Directional Detectability of Dark Matter With Single Phonon Excitations: Target Comparison

TL;DR

This paper compares 26 crystal targets for detecting light dark matter via single phonon excitations, emphasizing the importance of anisotropy and daily modulation signals to enhance detection sensitivity.

Contribution

It provides a detailed comparative analysis of crystal targets, identifying optimal materials like sapphire, CaWO4, and h-BN for observing daily modulation in dark matter detection.

Findings

Al₂O₃, CaWO₄, and h-BN show strong daily modulation signals.

Directional detection helps mitigate backgrounds.

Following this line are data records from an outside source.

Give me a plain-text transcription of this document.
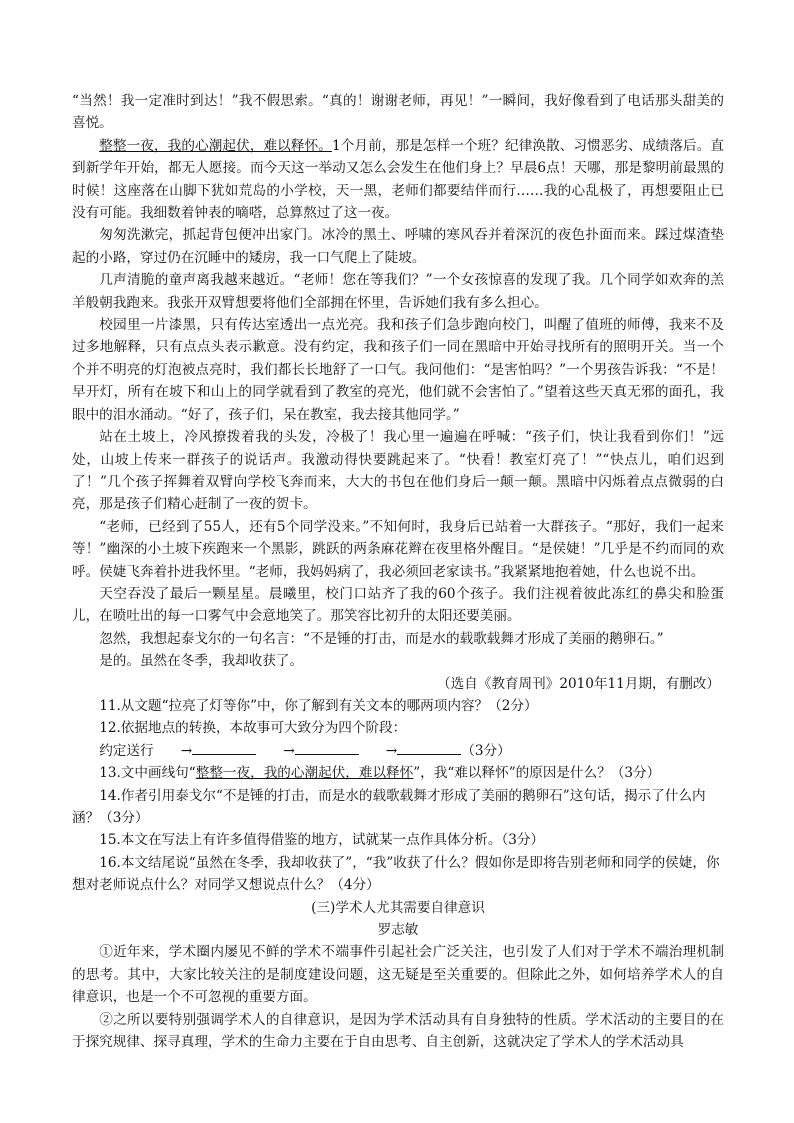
“当然！我一定准时到达！”我不假思索。“真的！谢谢老师，再见！”一瞬间，我好像看到了电话那头甜美的喜悦。

整整一夜，我的心潮起伏，难以释怀。1个月前，那是怎样一个班？纪律涣散、习惯恶劣、成绩落后。直到新学年开始，都无人愿接。而今天这一举动又怎么会发生在他们身上？早晨6点！天哪，那是黎明前最黑的时候！这座落在山脚下犹如荒岛的小学校，天一黑，老师们都要结伴而行……我的心乱极了，再想要阻止已没有可能。我细数着钟表的嘀嗒，总算熬过了这一夜。

匆匆洗漱完，抓起背包便冲出家门。冰冷的黑土、呼啸的寒风吞并着深沉的夜色扑面而来。踩过煤渣垫起的小路，穿过仍在沉睡中的矮房，我一口气爬上了陡坡。

几声清脆的童声离我越来越近。“老师！您在等我们？”一个女孩惊喜的发现了我。几个同学如欢奔的羔羊般朝我跑来。我张开双臂想要将他们全部拥在怀里，告诉她们我有多么担心。

校园里一片漆黑，只有传达室透出一点光亮。我和孩子们急步跑向校门，叫醒了值班的师傅，我来不及过多地解释，只有点点头表示歉意。没有约定，我和孩子们一同在黑暗中开始寻找所有的照明开关。当一个个并不明亮的灯泡被点亮时，我们都长长地舒了一口气。我问他们：“是害怕吗？”一个男孩告诉我：“不是！早开灯，所有在坡下和山上的同学就看到了教室的亮光，他们就不会害怕了。”望着这些天真无邪的面孔，我眼中的泪水涌动。“好了，孩子们，呆在教室，我去接其他同学。”

站在土坡上，冷风撩拨着我的头发，冷极了！我心里一遍遍在呼喊：“孩子们，快让我看到你们！”远处，山坡上传来一群孩子的说话声。我激动得快要跳起来了。“快看！教室灯亮了！”“快点儿，咱们迟到了！”几个孩子挥舞着双臂向学校飞奔而来，大大的书包在他们身后一颠一颠。黑暗中闪烁着点点微弱的白亮，那是孩子们精心赶制了一夜的贺卡。

“老师，已经到了55人，还有5个同学没来。”不知何时，我身后已站着一大群孩子。“那好，我们一起来等！”幽深的小土坡下疾跑来一个黑影，跳跃的两条麻花辫在夜里格外醒目。“是侯婕！”几乎是不约而同的欢呼。侯婕飞奔着扑进我怀里。“老师，我妈妈病了，我必须回老家读书。”我紧紧地抱着她，什么也说不出。

天空吞没了最后一颗星星。晨曦里，校门口站齐了我的60个孩子。我们注视着彼此冻红的鼻尖和脸蛋儿，在喷吐出的每一口雾气中会意地笑了。那笑容比初升的太阳还要美丽。

忽然，我想起泰戈尔的一句名言：“不是锤的打击，而是水的载歌载舞才形成了美丽的鹅卵石。”

是的。虽然在冬季，我却收获了。

（选自《教育周刊》2010年11月期，有删改）

11.从文题“拉亮了灯等你”中，你了解到有关文本的哪两项内容？（2分）

12.依据地点的转换，本故事可大致分为四个阶段：

约定送行 →	→	→	（3分）

13.文中画线句“整整一夜，我的心潮起伏，难以释怀”，我“难以释怀”的原因是什么？（3分）

14.作者引用泰戈尔“不是锤的打击，而是水的载歌载舞才形成了美丽的鹅卵石”这句话，揭示了什么内涵？（3分）

15.本文在写法上有许多值得借鉴的地方，试就某一点作具体分析。（3分）

16.本文结尾说“虽然在冬季，我却收获了”，“我”收获了什么？假如你是即将告别老师和同学的侯婕，你想对老师说点什么？对同学又想说点什么？（4分）

(三)学术人尤其需要自律意识

罗志敏

①近年来，学术圈内屡见不鲜的学术不端事件引起社会广泛关注，也引发了人们对于学术不端治理机制的思考。其中，大家比较关注的是制度建设问题，这无疑是至关重要的。但除此之外，如何培养学术人的自律意识，也是一个不可忽视的重要方面。

②之所以要特别强调学术人的自律意识，是因为学术活动具有自身独特的性质。学术活动的主要目的在于探究规律、探寻真理，学术的生命力主要在于自由思考、自主创新，这就决定了学术人的学术活动具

Modulation amplitudes can reach up to 100% depending on parameters.

Abstract

Single phonon excitations are sensitive probes of light dark matter in the keV-GeV mass window. For anisotropic target materials, the signal depends on the direction of the incoming dark matter wind and exhibits a daily modulation. We discuss in detail the various sources of anisotropy, and carry out a comparative study of 26 crystal targets, focused on sub-MeV dark matter benchmarks. We compute the modulation reach for the most promising targets, corresponding to the cross section where the daily modulation can be observed for a given exposure, which allows us to combine the strength of DM-phonon couplings and the amplitude of daily modulation. We highlight Al$_2$O$_3$ (sapphire), CaWO$_4$ and h-BN (hexagonal boron nitride) as the best polar materials for recovering a daily modulation signal, which feature $\mathcal{O}(1 - 100)\%$ variations of detection rates throughout the day, depending on the dark matter mass and interaction. The directional nature of single phonon excitations offers a useful handle to mitigate backgrounds, which is crucial for fully realizing the discovery potential of near future experiments.